Spatially and temporally overlapped pulsed Pump (tunable from 720 to 990 nm, 5–6 ps, 80 MHz repetition rate) and Stokes (1064 nm, 6 ps, 80 MHz repetition rate, modulated at 8 MHz) beams, which are provided by a custom-modified picoEMERALD system from Applied Physics & Electronics, Inc., are coupled into an inverted laser-scanning microscope (FV1200 MPE, Olympus) optimized for near-IR throughput. A 60× water objective (UPlanAPO/IR, 1.2 N.A., Olympus) is used for all cell imaging, and a 25× water objective (XLPlan N, 1.05 N.A., MP, Olympus) with both a high near-IR transmission and a large field of view is used for brain tissue and in vivo imaging. After passing through the sample, the forward-going Pump and Stokes beams are collected in transmission by a high N.A. oil condenser. A high O.D. bandpass filter (890/220, Chroma) is used to block the Stokes beam completely and to transmit the Pump beam only onto a large area Si photodiode for the detection of the stimulated Raman loss signal. The output current from the photodiode is terminated, filtered, and demodulated by a lock-in amplifier at 8 MHz to ensure shot-noise-limited detection sensitivity. (Details are given in the Supporting Information.)

Metabolic Incorporation of Deuterated Amino Acids

For HeLa cells, cells were seeded on a coverslip in a Petri dish with 2 mL of regular medium for 20 h, which was then replaced with D-AA medium (or group I and group II D-AA media) for the designated amount of time. The coverslip was taken out to make an imaging chamber filled with PBS for SRS imaging. For hippocampal neurons, the dissociated neurons from newborn mice were seeded for 10 days in regular Neurobasal A medium, which was then replaced with the corresponding D-AA medium for the designated amount of time before imaging. For organotypic brain slices, 400 μm thick, P10 mouse brain slices were cultured on Millicell-CM inserts (PICM03050, Millipore) in 1 mL of CD-MEM culture medium for 2 h, which was then changed to 1 mL of CD-neurobasal A culture medium for another 28 h before imaging. For a detailed recipe of D-AA media and the in vivo labeling procedure in zebrafish and mice, see the Supporting Information. The experimental protocols for in vivo mice experiments (AC-AAAG2702) and zebrafish experiments (AC-AAAD6300) were approved by the Institutional Animal Care and Use Committee at Columbia University.

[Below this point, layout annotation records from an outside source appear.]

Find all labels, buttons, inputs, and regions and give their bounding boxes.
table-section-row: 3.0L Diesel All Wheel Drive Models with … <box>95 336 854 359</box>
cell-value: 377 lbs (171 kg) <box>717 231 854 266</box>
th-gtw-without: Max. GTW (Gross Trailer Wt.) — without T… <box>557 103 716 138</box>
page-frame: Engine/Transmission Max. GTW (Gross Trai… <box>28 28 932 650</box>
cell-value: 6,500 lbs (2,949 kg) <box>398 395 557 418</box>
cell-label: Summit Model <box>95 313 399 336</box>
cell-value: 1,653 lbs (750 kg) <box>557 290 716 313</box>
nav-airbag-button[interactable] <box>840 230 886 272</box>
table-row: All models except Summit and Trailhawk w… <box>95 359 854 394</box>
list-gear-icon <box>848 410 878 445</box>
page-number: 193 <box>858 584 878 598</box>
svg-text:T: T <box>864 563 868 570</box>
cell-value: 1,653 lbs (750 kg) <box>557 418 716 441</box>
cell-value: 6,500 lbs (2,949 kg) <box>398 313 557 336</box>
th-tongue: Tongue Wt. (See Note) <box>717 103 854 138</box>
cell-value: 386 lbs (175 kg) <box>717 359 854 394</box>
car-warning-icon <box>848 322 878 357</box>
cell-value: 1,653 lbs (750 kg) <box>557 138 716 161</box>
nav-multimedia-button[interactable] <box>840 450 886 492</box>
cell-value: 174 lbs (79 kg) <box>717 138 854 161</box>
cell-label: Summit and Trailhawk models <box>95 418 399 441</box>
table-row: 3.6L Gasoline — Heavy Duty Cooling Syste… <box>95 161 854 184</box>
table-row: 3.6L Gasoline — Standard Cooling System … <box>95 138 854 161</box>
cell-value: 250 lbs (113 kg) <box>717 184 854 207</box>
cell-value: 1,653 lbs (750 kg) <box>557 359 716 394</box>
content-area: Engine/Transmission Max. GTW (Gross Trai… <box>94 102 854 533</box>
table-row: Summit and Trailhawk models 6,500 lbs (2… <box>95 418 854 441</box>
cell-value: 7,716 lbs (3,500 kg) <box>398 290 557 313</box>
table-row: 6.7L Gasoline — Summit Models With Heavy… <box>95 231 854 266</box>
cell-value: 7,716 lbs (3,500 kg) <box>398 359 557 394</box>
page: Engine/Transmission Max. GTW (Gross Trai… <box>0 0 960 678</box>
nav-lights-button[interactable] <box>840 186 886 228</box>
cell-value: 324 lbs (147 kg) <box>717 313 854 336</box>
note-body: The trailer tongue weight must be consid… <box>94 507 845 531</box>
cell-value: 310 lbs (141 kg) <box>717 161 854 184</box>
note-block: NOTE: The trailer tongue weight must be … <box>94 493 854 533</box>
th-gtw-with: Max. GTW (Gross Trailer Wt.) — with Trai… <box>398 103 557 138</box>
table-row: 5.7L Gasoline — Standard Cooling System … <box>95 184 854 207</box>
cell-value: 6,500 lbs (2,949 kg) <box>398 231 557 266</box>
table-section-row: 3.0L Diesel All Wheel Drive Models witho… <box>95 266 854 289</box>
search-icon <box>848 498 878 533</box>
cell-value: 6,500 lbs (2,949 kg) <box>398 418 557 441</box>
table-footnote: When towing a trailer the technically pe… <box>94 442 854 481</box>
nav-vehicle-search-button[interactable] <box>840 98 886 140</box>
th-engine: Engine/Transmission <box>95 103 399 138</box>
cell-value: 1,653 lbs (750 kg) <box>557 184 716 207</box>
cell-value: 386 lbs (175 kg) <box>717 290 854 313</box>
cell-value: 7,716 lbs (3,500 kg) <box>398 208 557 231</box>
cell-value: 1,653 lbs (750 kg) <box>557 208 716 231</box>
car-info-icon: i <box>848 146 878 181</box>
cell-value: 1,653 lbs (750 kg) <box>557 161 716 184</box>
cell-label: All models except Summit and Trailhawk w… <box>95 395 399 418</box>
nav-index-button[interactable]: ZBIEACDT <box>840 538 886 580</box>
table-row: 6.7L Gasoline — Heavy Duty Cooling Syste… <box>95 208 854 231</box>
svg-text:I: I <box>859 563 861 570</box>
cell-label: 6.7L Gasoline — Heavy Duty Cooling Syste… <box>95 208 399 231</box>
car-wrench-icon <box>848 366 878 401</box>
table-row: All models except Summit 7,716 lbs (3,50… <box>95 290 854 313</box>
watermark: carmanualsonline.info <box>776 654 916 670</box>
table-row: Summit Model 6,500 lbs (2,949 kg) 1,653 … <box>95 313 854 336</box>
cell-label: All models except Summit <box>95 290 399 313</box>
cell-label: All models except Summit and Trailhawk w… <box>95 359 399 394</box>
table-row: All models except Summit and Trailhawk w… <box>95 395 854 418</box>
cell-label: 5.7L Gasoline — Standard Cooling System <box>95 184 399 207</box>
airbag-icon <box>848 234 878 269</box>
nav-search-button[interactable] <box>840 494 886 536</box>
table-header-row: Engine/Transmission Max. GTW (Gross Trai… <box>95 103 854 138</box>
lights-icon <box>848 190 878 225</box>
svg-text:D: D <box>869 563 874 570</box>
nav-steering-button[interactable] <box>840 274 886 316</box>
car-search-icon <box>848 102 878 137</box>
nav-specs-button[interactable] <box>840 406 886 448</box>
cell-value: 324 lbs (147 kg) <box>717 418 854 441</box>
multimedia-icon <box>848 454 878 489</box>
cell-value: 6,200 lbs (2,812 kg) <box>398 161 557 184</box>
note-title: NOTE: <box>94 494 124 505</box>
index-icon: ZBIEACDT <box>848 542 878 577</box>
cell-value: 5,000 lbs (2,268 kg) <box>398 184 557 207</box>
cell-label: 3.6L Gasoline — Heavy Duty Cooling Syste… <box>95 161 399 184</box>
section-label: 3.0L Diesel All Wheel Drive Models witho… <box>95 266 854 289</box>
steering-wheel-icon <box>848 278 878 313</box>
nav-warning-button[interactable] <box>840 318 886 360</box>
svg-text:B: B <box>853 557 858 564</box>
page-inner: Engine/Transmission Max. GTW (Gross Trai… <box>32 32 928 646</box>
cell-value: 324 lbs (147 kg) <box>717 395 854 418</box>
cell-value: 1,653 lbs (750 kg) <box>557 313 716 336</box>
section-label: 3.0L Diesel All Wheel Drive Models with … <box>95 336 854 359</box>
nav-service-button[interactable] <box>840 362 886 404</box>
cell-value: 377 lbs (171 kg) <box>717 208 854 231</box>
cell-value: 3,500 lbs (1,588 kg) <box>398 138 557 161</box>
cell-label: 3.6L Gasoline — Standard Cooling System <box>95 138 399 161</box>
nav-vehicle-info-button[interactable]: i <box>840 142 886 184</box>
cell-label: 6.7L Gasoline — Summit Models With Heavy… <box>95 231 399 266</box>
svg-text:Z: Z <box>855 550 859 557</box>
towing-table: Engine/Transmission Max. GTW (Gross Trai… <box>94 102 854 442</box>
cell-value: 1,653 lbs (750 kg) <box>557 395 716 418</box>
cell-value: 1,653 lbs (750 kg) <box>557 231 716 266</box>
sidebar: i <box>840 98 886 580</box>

Spontaneous Raman spectroscopy

The spontaneous Raman spectra were acquired using a laser Raman spectrometer (inVia Raman microscope, Ranishaw) at room temperature. A 27 mW (after objective), 532 nm diode laser was used to excite the sample through a 50×, N.A. 0.75 objective (NPLAN EPI, Leica). The total data acquisition was performed during 60 s using WiRE software. All of the spontaneous Raman spectra subtracted the PBS solution as background.

Image Progressing

Images were acquired with FluoView scanning software and assigned color or overlaid by ImageJ. Linear combination was processed with MATLAB. Graphs were assembled with Adobe Illustrator.